Sorayama based the design on the characters from his 1983 book Sexy Robot. The book is filled with illustrations featuring hyperrealistic "fembots" – a term used to described robots with a human female-like form.
Sorayama's robot weighs just under a tonne, so took 16 people to assemble.
Its head resembles a helmet with a single illuminated rectangular slit for an eye and antennae for ears.
A gold garter detail runs across its right thigh. Here, the Dior name is carved out in a bespoke, futuristic font designed by Sorayama, and illuminated with an in-built light.
The structure was displayed with graphics of pink cherry blossoms on the surrounding floor – a Japanese twist on the image of a rose frequently found in Dior's collections.
This tied in with the rest of the show, which was intended to reference "the hypermodern reality of Japanese culture today".
It is the first time that Dior has showed a menswear collection in Tokyo, in tribute to the late Christian Dior's love of Japanese culture.

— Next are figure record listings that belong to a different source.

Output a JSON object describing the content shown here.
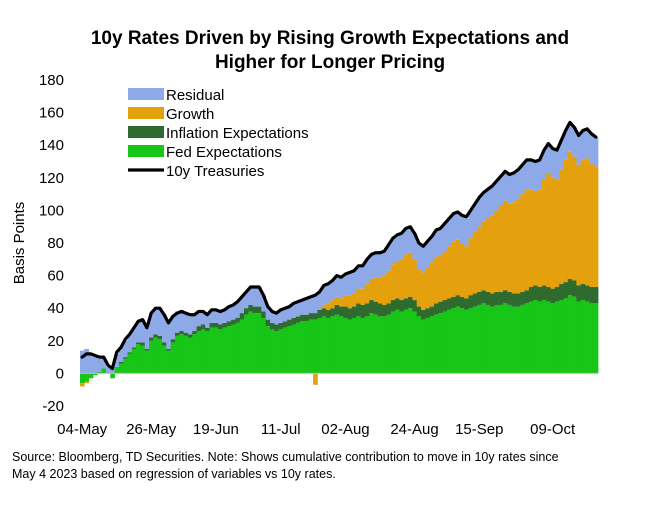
{
  "title_line1": "10y Rates Driven by Rising Growth Expectations and",
  "title_line2": "Higher for Longer Pricing",
  "source_line1": "Source: Bloomberg, TD Securities. Note: Shows cumulative contribution to move in 10y rates since",
  "source_line2": "May 4 2023 based on regression of variables vs 10y rates.",
  "colors": {
    "residual": "#8ea9e8",
    "growth": "#e5a00d",
    "inflation": "#2f6b2f",
    "fed": "#17c617",
    "treasuries": "#000000"
  },
  "chart_data": {
    "type": "bar",
    "stacked": true,
    "title": "10y Rates Driven by Rising Growth Expectations and Higher for Longer Pricing",
    "xlabel": "",
    "ylabel": "Basis Points",
    "ylim": [
      -20,
      180
    ],
    "yticks": [
      -20,
      0,
      20,
      40,
      60,
      80,
      100,
      120,
      140,
      160,
      180
    ],
    "xtick_labels": [
      "04-May",
      "26-May",
      "19-Jun",
      "11-Jul",
      "02-Aug",
      "24-Aug",
      "15-Sep",
      "09-Oct"
    ],
    "xtick_index": [
      0,
      16,
      31,
      46,
      61,
      77,
      92,
      109
    ],
    "legend": [
      "Residual",
      "Growth",
      "Inflation Expectations",
      "Fed Expectations",
      "10y Treasuries"
    ],
    "legend_position": "top-left",
    "fed": [
      -6,
      -5,
      -3,
      -1,
      1,
      3,
      0,
      -3,
      4,
      6,
      9,
      12,
      15,
      18,
      17,
      14,
      20,
      22,
      21,
      17,
      14,
      19,
      23,
      24,
      23,
      22,
      24,
      26,
      27,
      26,
      28,
      28,
      27,
      28,
      29,
      30,
      31,
      33,
      36,
      38,
      37,
      37,
      34,
      29,
      27,
      26,
      27,
      28,
      29,
      30,
      31,
      32,
      32,
      33,
      33,
      34,
      35,
      34,
      35,
      36,
      35,
      34,
      33,
      34,
      35,
      34,
      35,
      37,
      36,
      35,
      35,
      36,
      38,
      39,
      38,
      39,
      40,
      38,
      35,
      33,
      34,
      35,
      36,
      37,
      38,
      39,
      40,
      41,
      40,
      39,
      40,
      41,
      42,
      43,
      42,
      41,
      42,
      42,
      43,
      42,
      41,
      41,
      42,
      43,
      44,
      45,
      44,
      45,
      44,
      43,
      44,
      45,
      46,
      48,
      47,
      44,
      45,
      44,
      43,
      43
    ],
    "inflation": [
      0,
      0,
      0,
      0,
      0,
      0,
      0,
      0,
      0,
      1,
      1,
      1,
      1,
      1,
      2,
      1,
      2,
      2,
      2,
      2,
      1,
      2,
      2,
      2,
      2,
      2,
      2,
      3,
      3,
      2,
      3,
      3,
      3,
      3,
      3,
      3,
      3,
      4,
      4,
      4,
      4,
      4,
      4,
      4,
      4,
      4,
      4,
      4,
      4,
      4,
      4,
      4,
      4,
      4,
      4,
      5,
      5,
      5,
      5,
      6,
      6,
      7,
      7,
      7,
      8,
      8,
      8,
      8,
      8,
      8,
      7,
      7,
      7,
      7,
      7,
      7,
      7,
      7,
      6,
      6,
      6,
      6,
      7,
      7,
      7,
      7,
      7,
      7,
      7,
      7,
      8,
      8,
      8,
      8,
      8,
      8,
      8,
      8,
      8,
      8,
      8,
      8,
      8,
      8,
      9,
      9,
      9,
      9,
      9,
      9,
      9,
      10,
      10,
      10,
      10,
      10,
      10,
      10,
      10,
      10
    ],
    "growth": [
      -2,
      -1,
      0,
      0,
      0,
      0,
      0,
      0,
      0,
      0,
      0,
      0,
      0,
      0,
      0,
      0,
      0,
      0,
      0,
      0,
      0,
      0,
      0,
      0,
      0,
      0,
      0,
      0,
      0,
      0,
      0,
      0,
      0,
      0,
      0,
      0,
      0,
      0,
      0,
      0,
      0,
      0,
      0,
      0,
      0,
      0,
      0,
      0,
      0,
      0,
      0,
      0,
      0,
      0,
      -7,
      0,
      2,
      4,
      5,
      5,
      5,
      7,
      8,
      8,
      9,
      10,
      12,
      13,
      15,
      16,
      18,
      20,
      22,
      23,
      25,
      27,
      27,
      25,
      23,
      23,
      25,
      27,
      28,
      28,
      30,
      32,
      34,
      34,
      33,
      32,
      35,
      38,
      40,
      42,
      45,
      48,
      50,
      53,
      55,
      54,
      56,
      58,
      60,
      62,
      60,
      58,
      60,
      65,
      70,
      68,
      66,
      70,
      75,
      78,
      76,
      74,
      76,
      78,
      76,
      74
    ],
    "residual": [
      14,
      15,
      12,
      10,
      8,
      6,
      4,
      3,
      8,
      9,
      10,
      11,
      12,
      13,
      14,
      13,
      15,
      16,
      17,
      17,
      16,
      14,
      13,
      13,
      12,
      11,
      10,
      9,
      8,
      8,
      8,
      8,
      8,
      8,
      9,
      9,
      10,
      10,
      10,
      11,
      12,
      12,
      10,
      8,
      7,
      7,
      8,
      8,
      8,
      9,
      9,
      9,
      10,
      10,
      11,
      11,
      12,
      12,
      12,
      13,
      13,
      13,
      14,
      14,
      14,
      14,
      15,
      15,
      15,
      15,
      15,
      16,
      16,
      16,
      16,
      16,
      16,
      16,
      16,
      16,
      16,
      16,
      17,
      17,
      17,
      17,
      17,
      17,
      17,
      17,
      17,
      17,
      18,
      18,
      18,
      18,
      18,
      18,
      18,
      18,
      18,
      18,
      18,
      18,
      18,
      18,
      18,
      18,
      18,
      18,
      18,
      18,
      18,
      18,
      18,
      18,
      18,
      18,
      18,
      18
    ],
    "treasuries": [
      10,
      12,
      12,
      11,
      10,
      10,
      5,
      3,
      13,
      16,
      21,
      24,
      28,
      32,
      33,
      28,
      37,
      40,
      40,
      36,
      31,
      35,
      37,
      38,
      37,
      36,
      36,
      38,
      38,
      36,
      39,
      39,
      38,
      39,
      41,
      42,
      44,
      47,
      50,
      53,
      53,
      53,
      48,
      41,
      38,
      37,
      39,
      40,
      41,
      43,
      44,
      45,
      46,
      47,
      48,
      50,
      54,
      55,
      57,
      60,
      59,
      61,
      62,
      63,
      66,
      66,
      70,
      73,
      74,
      74,
      75,
      79,
      83,
      85,
      86,
      89,
      90,
      86,
      80,
      78,
      81,
      84,
      88,
      89,
      92,
      95,
      98,
      99,
      97,
      96,
      100,
      104,
      108,
      111,
      113,
      115,
      118,
      121,
      124,
      122,
      123,
      125,
      128,
      131,
      131,
      130,
      131,
      137,
      141,
      138,
      137,
      143,
      149,
      154,
      151,
      146,
      149,
      150,
      147,
      145
    ]
  }
}
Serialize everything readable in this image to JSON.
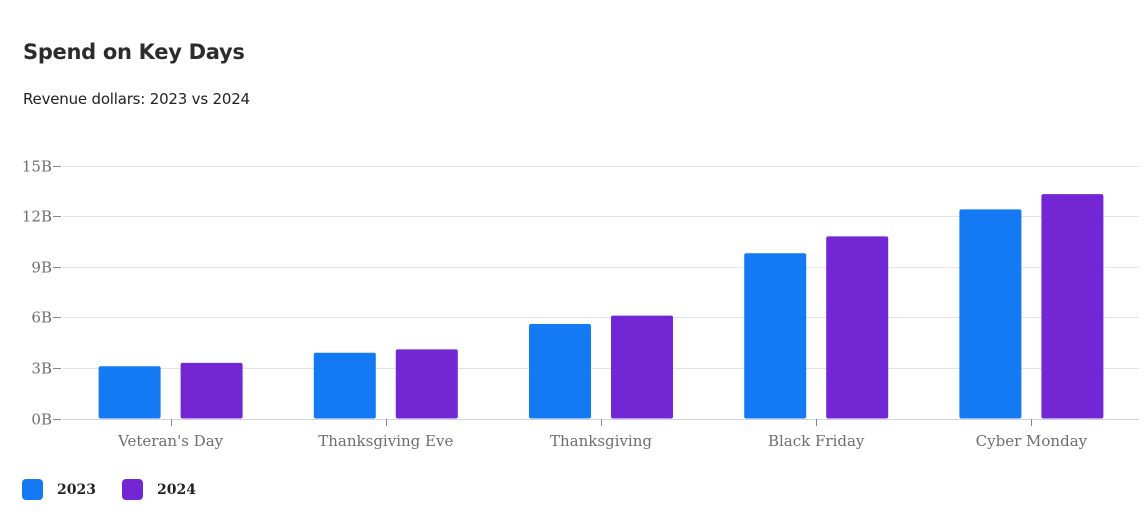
{
  "chart_data": {
    "type": "bar",
    "title": "Spend on Key Days",
    "subtitle": "Revenue dollars: 2023 vs 2024",
    "categories": [
      "Veteran's Day",
      "Thanksgiving Eve",
      "Thanksgiving",
      "Black Friday",
      "Cyber Monday"
    ],
    "series": [
      {
        "name": "2023",
        "color": "#147af3",
        "values": [
          3.1,
          3.9,
          5.6,
          9.8,
          12.4
        ]
      },
      {
        "name": "2024",
        "color": "#7326d3",
        "values": [
          3.3,
          4.1,
          6.1,
          10.8,
          13.3
        ]
      }
    ],
    "y_unit": "B",
    "ylim": [
      0,
      15
    ],
    "yticks": [
      0,
      3,
      6,
      9,
      12,
      15
    ],
    "ytick_labels": [
      "0B",
      "3B",
      "6B",
      "9B",
      "12B",
      "15B"
    ],
    "grid": true,
    "legend_position": "bottom-left"
  }
}
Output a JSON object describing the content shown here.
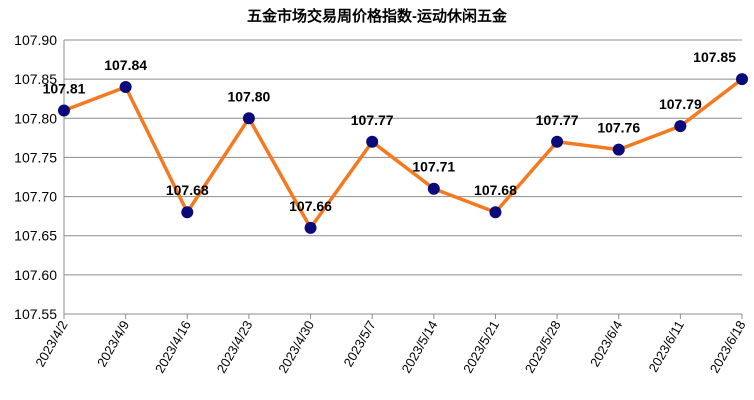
{
  "chart_data": {
    "type": "line",
    "title": "五金市场交易周价格指数-运动休闲五金",
    "xlabel": "",
    "ylabel": "",
    "categories": [
      "2023/4/2",
      "2023/4/9",
      "2023/4/16",
      "2023/4/23",
      "2023/4/30",
      "2023/5/7",
      "2023/5/14",
      "2023/5/21",
      "2023/5/28",
      "2023/6/4",
      "2023/6/11",
      "2023/6/18"
    ],
    "series": [
      {
        "values": [
          107.81,
          107.84,
          107.68,
          107.8,
          107.66,
          107.77,
          107.71,
          107.68,
          107.77,
          107.76,
          107.79,
          107.85
        ],
        "labels": [
          "107.81",
          "107.84",
          "107.68",
          "107.80",
          "107.66",
          "107.77",
          "107.71",
          "107.68",
          "107.77",
          "107.76",
          "107.79",
          "107.85"
        ],
        "line_color": "#F5791F",
        "marker_color": "#0A0A78"
      }
    ],
    "ylim": [
      107.55,
      107.9
    ],
    "yticks": [
      "107.55",
      "107.60",
      "107.65",
      "107.70",
      "107.75",
      "107.80",
      "107.85",
      "107.90"
    ],
    "grid": true,
    "legend": "none"
  }
}
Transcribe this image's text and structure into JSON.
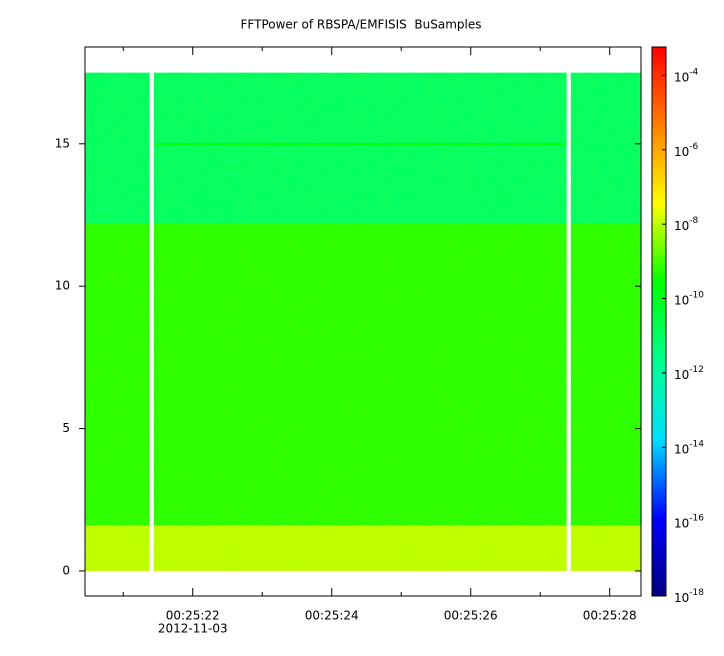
{
  "chart_data": {
    "type": "spectrogram",
    "title": "FFTPower of RBSPA/EMFISIS  BuSamples",
    "date_label": "2012-11-03",
    "xlim": [
      20.45,
      28.45
    ],
    "xticks": [
      {
        "value": 22,
        "label": "00:25:22"
      },
      {
        "value": 24,
        "label": "00:25:24"
      },
      {
        "value": 26,
        "label": "00:25:26"
      },
      {
        "value": 28,
        "label": "00:25:28"
      }
    ],
    "xminor": [
      21,
      23,
      25,
      27
    ],
    "ylim": [
      -0.88,
      18.4
    ],
    "yticks": [
      0,
      5,
      10,
      15
    ],
    "zlim": [
      1e-18,
      0.00058
    ],
    "zlog": true,
    "zticks": [
      {
        "value": 0.0001,
        "label": "10",
        "exponent": "-4"
      },
      {
        "value": 1e-06,
        "label": "10",
        "exponent": "-6"
      },
      {
        "value": 1e-08,
        "label": "10",
        "exponent": "-8"
      },
      {
        "value": 1e-10,
        "label": "10",
        "exponent": "-10"
      },
      {
        "value": 1e-12,
        "label": "10",
        "exponent": "-12"
      },
      {
        "value": 1e-14,
        "label": "10",
        "exponent": "-14"
      },
      {
        "value": 1e-16,
        "label": "10",
        "exponent": "-16"
      },
      {
        "value": 1e-18,
        "label": "10",
        "exponent": "-18"
      }
    ],
    "colormap": [
      "#00007f",
      "#0000ff",
      "#00e0ff",
      "#00ff90",
      "#00ff00",
      "#ffff00",
      "#ff8000",
      "#ff0000"
    ],
    "time_segments": [
      [
        20.45,
        21.38
      ],
      [
        21.44,
        27.38
      ],
      [
        27.44,
        28.45
      ]
    ],
    "frequency_bands": [
      {
        "from": 0,
        "to": 1.6,
        "power": 1e-08
      },
      {
        "from": 1.6,
        "to": 12.2,
        "power": 6e-10
      },
      {
        "from": 12.2,
        "to": 17.5,
        "power": 1e-11
      }
    ],
    "lines": [
      {
        "frequency": 15,
        "power": 3e-10,
        "segment": 1
      }
    ]
  }
}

"Christian Dior was fascinated by the country, examining its culture of dress and utilising this study to inspire his own work," said Dior in statement.
"Jones chooses to explore not the historical myth of Japan, but its modern actuality, referencing both the country's storied past and its often-imagined future."
The new menswear collection mirrors the high-tech, futurist vision set out by Sorayama's centrepiece. Models wore garments printed with Sorayama's illustrations, metallic blazers, steel caps created by milliner Stephen Jones, and jewellery resembling robotic nuts and bolts.
Dior follows a slew of brands choosing to collaborate with artists and designers to create Instagram-friendly decor for runway shows.
For Prada's Spring Summer 2019 menswear show, Dutch studio AMO designed a grid that marked out spaces for guests to sit on inflatable Verner Panton stools.
Meanwhile at Burberry's Autumn Winter 2018 presentation in London, United Visual Artists created an archway of rainbow-hued lasers that models walked through.